Arrived Belgrade last night to mild, balmy weather after three weeks of Kosovo, where it has been muddy, icy, freezing, and nasty in many other ways besides the war. Belgrade is an extremely depressing place, but it is incredibly comforting to come back to this still cosmopolitan city, to stroll down the street, drink a beer in a sidewalk cafe, and check into my old haunt of the Hotel Moskva, where Trotsky and Djilas used to hang out, among others. I slept with the window open for the first time since last fall.

The anti-climactic end of the Rambouillet conference means that both sides are free to bang off a bit more, so every day has been a grueling routine of leaving Pristina at the crack of dawn to wander the countryside, getting stuck in mud most of the time. And for what? The KLA win this war just by existing, not by fighting. As Mao wrote in his instructions for the Red Army during their guerrilla days, “…when they come, we leave. When they leave, we come.” The Serbs have the firepower, the cities, and the road control to take one or two or three areas any time they want. But without the support of the civilian population or the resources to be everywhere at once, inevitably their control is limited to the range of their guns, and not an inch further. Everywhere in Kosovo, the front lines, such as they are, are five or six hundred yards apart, where the reach of a rifle ends.

And, of course, there are the dead: I’ve been given the not entirely reassuring title of “funeral specialist,” always the sad families and crowds of mourners, whether Serb or Albanian, the still bloody bodies, the what-would-otherwise-be-charming Eastern European stuff of wailing women and candles, except that all of these people have died needless and violent deaths…

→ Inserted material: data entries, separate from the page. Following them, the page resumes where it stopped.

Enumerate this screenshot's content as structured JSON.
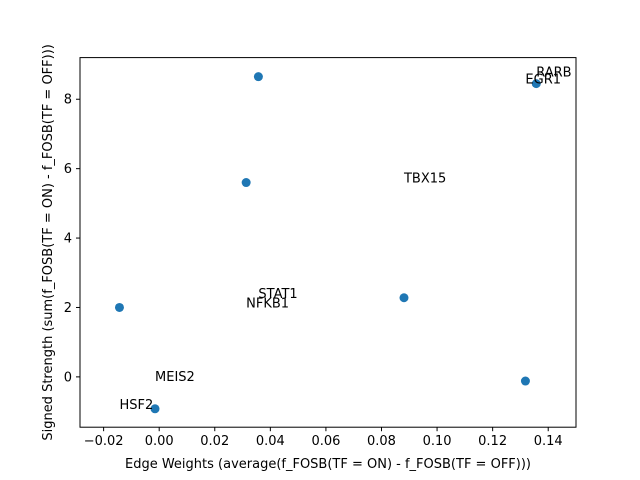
{
  "chart_data": {
    "type": "scatter",
    "xlabel": "Edge Weights (average(f_FOSB(TF = ON) - f_FOSB(TF = OFF)))",
    "ylabel": "Signed Strength (sum(f_FOSB(TF = ON) - f_FOSB(TF = OFF)))",
    "xlim": [
      -0.0285,
      0.15
    ],
    "ylim": [
      -1.45,
      9.2
    ],
    "xticks": [
      -0.02,
      0.0,
      0.02,
      0.04,
      0.06,
      0.08,
      0.1,
      0.12,
      0.14
    ],
    "xtick_labels": [
      "−0.02",
      "0.00",
      "0.02",
      "0.04",
      "0.06",
      "0.08",
      "0.10",
      "0.12",
      "0.14"
    ],
    "yticks": [
      0,
      2,
      4,
      6,
      8
    ],
    "ytick_labels": [
      "0",
      "2",
      "4",
      "6",
      "8"
    ],
    "grid": false,
    "marker_color": "#1f77b4",
    "points": [
      {
        "x": 0.0357,
        "y": 8.65
      },
      {
        "x": 0.1357,
        "y": 8.45
      },
      {
        "x": 0.0313,
        "y": 5.6
      },
      {
        "x": -0.0143,
        "y": 2.0
      },
      {
        "x": 0.0881,
        "y": 2.28
      },
      {
        "x": 0.1318,
        "y": -0.12
      },
      {
        "x": -0.0015,
        "y": -0.92
      }
    ],
    "annotations": [
      {
        "text": "RARB",
        "x": 0.1357,
        "y": 8.65
      },
      {
        "text": "EGR1",
        "x": 0.1318,
        "y": 8.45
      },
      {
        "text": "TBX15",
        "x": 0.0881,
        "y": 5.6
      },
      {
        "text": "STAT1",
        "x": 0.0357,
        "y": 2.28
      },
      {
        "text": "NFKB1",
        "x": 0.0313,
        "y": 2.0
      },
      {
        "text": "MEIS2",
        "x": -0.0015,
        "y": -0.12
      },
      {
        "text": "HSF2",
        "x": -0.0143,
        "y": -0.92
      }
    ]
  }
}
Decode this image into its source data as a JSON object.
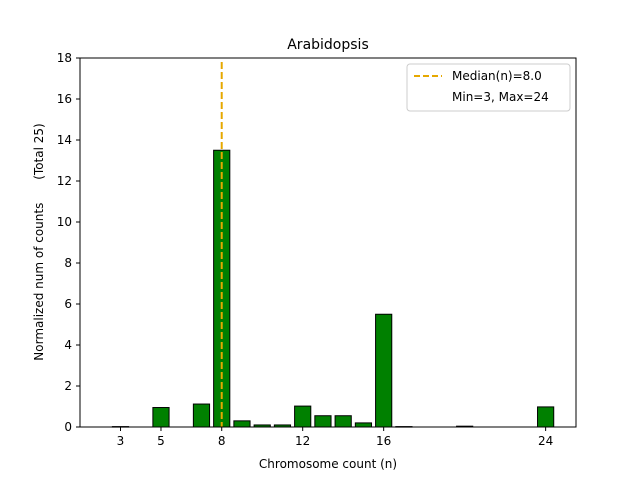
{
  "chart_data": {
    "type": "bar",
    "title": "Arabidopsis",
    "xlabel": "Chromosome count (n)",
    "ylabel": "Normalized num of counts      (Total 25)",
    "xlim": [
      1,
      25.5
    ],
    "ylim": [
      0,
      18
    ],
    "xticks": [
      3,
      5,
      8,
      12,
      16,
      24
    ],
    "yticks": [
      0,
      2,
      4,
      6,
      8,
      10,
      12,
      14,
      16,
      18
    ],
    "bar_color": "#008000",
    "bar_edge_color": "#000000",
    "median_line_color": "#e6a800",
    "median_x": 8,
    "legend": {
      "location": "upper right",
      "entries": [
        "Median(n)=8.0",
        "Min=3, Max=24"
      ]
    },
    "x": [
      3,
      4,
      5,
      6,
      7,
      8,
      9,
      10,
      11,
      12,
      13,
      14,
      15,
      16,
      17,
      18,
      19,
      20,
      21,
      22,
      23,
      24
    ],
    "values": [
      0.02,
      0.0,
      0.95,
      0.0,
      1.12,
      13.5,
      0.3,
      0.1,
      0.1,
      1.02,
      0.55,
      0.55,
      0.2,
      5.5,
      0.02,
      0.0,
      0.0,
      0.04,
      0.0,
      0.0,
      0.0,
      0.98
    ]
  }
}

Thanks to the surreal gears of Yugoslav bureaucracy, I managed this morning to get my official accreditation in two hours, a procedure that normally takes at least two weeks if not months or forever, and I am finally entitled to a multiple-entry visa. However, since my current visa expires today and it cannot be renewed, I must leave the country by midnight, and come back Monday. So I get to go to Budapest for the weekend. I did not complain too loudly.